Sunday, December 15, 2013

the unconventional gift of joy (at advent and throughout the year)

I pride myself in being a relatively easy to please person living a relatively simple life.  But deep down this year, more than some previous years, I struggle. I want to be like everyone else in this materialistic and consumer-driven culture. I think a bigger house or a better lens, some talent or some matching decor or even just a pair of jeans that don't gap in the back (do these exist??) would make me happy.  I worry that I am missing out. I think that I am not getting what I deserve. Then I start to wonder why I can't have what everybody else has.

I was doing pretty well with keeping Christmas in proper perspective until I crashed the van last week. It wasn't a really great time to do that. Then so easily I slipped into the old habits of, "Why me?" I hate that habit. I thought I'd broken myself of it, but I can't break myself of any bad habit. And it doesn't matter if you bring me everything on my wish list, it still won't be enough. Someone will always have something that I don't, and I will still feel empty. The cycle of wanting to fill myself with meaningless things will continue.

What I need is joy, and that doesn't come in a box. It comes in the Spirit. It is not an emotional high. It is not a prize to be won or a paycheck to be earned. Joy is a gift, but it is an unconventional one.  It is almost always birthed out of something painful or hard or exhausting.

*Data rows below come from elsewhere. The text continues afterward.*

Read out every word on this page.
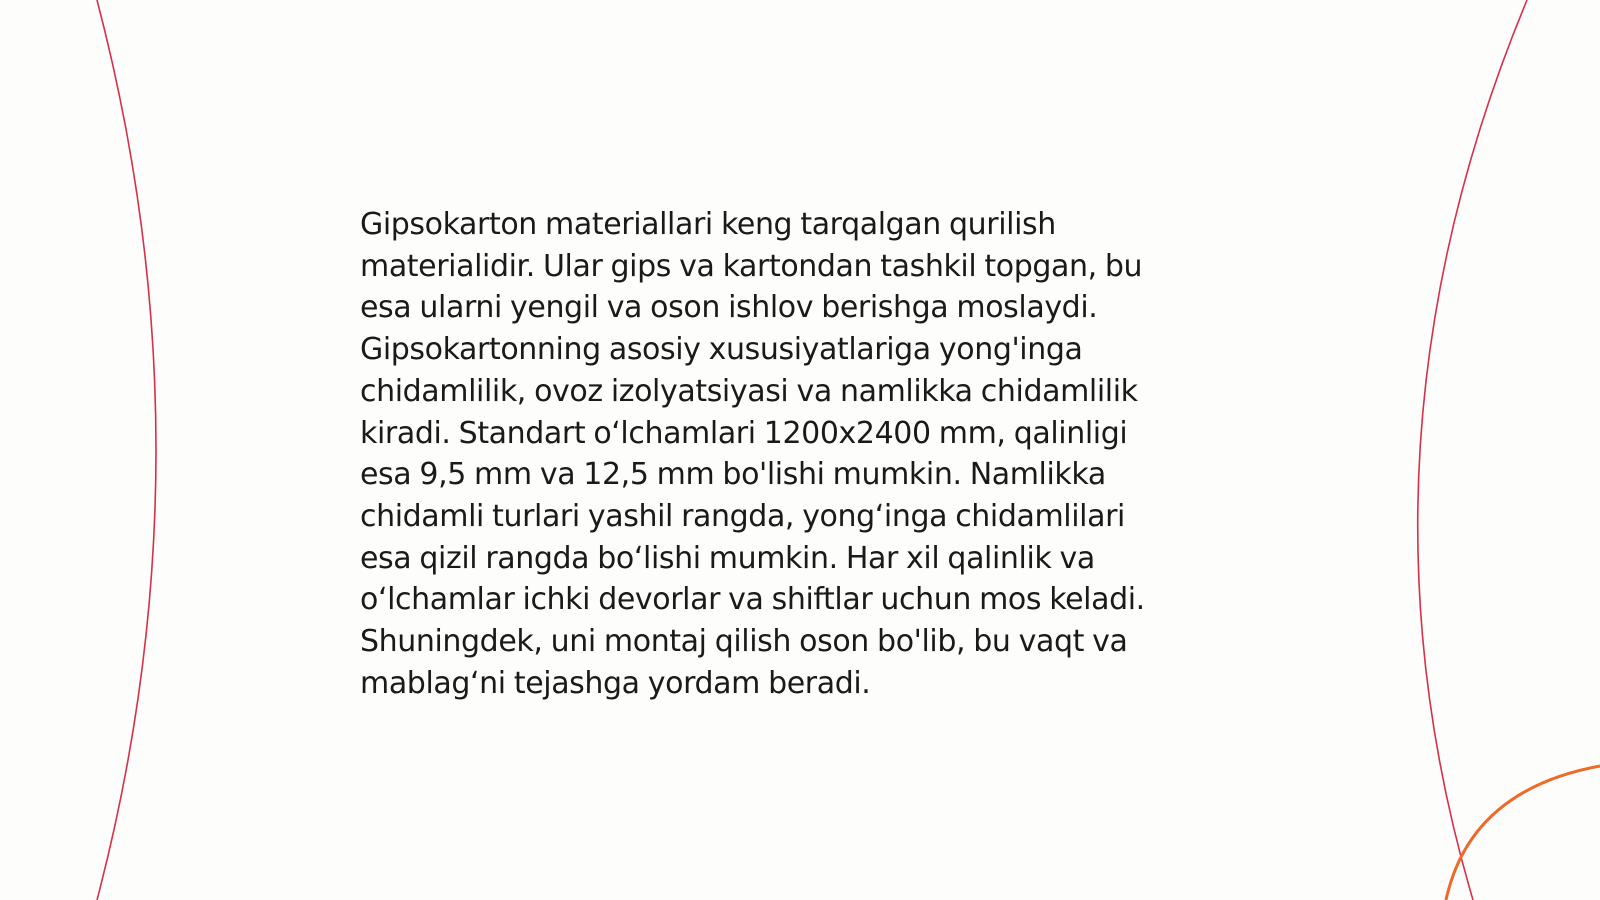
Gipsokarton materiallari keng tarqalgan qurilish
materialidir. Ular gips va kartondan tashkil topgan, bu
esa ularni yengil va oson ishlov berishga moslaydi.
Gipsokartonning asosiy xususiyatlariga yong'inga
chidamlilik, ovoz izolyatsiyasi va namlikka chidamlilik
kiradi. Standart o‘lchamlari 1200x2400 mm, qalinligi
esa 9,5 mm va 12,5 mm bo'lishi mumkin. Namlikka
chidamli turlari yashil rangda, yong‘inga chidamlilari
esa qizil rangda bo‘lishi mumkin. Har xil qalinlik va
o‘lchamlar ichki devorlar va shiftlar uchun mos keladi.
Shuningdek, uni montaj qilish oson bo'lib, bu vaqt va
mablag‘ni tejashga yordam beradi.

Joy is knowing someone who was always kind and sincere to you is now in heaven, no longer in pain. Joy is hearing that your child with developmental delays and communication difficulties gave answers - the right answers nonetheless - in Sunday school this morning.  Joy is being able to give because every need has been provided, because your own kids have not lacked food or clothing or love. Joy is tears that cannot stop and hands that must be raised on the final verse of O Holy Night. Joy is resting in the fact that coordinating bedding and a room full of toys does not equal a happy childhood - or a happy adulthood - and the lack of those things does not mean an unhappy one.


Joy is a choice,some say, but I can't fake it till I make it. Joy is mysterious. Like an unexpected downpour, joy washes over me when I most need it.  On my own initiative, I can't be joyful. I have tried, and I have failed. But I need joy. Plain and simple, I need joy. And it is here for receiving. God with us.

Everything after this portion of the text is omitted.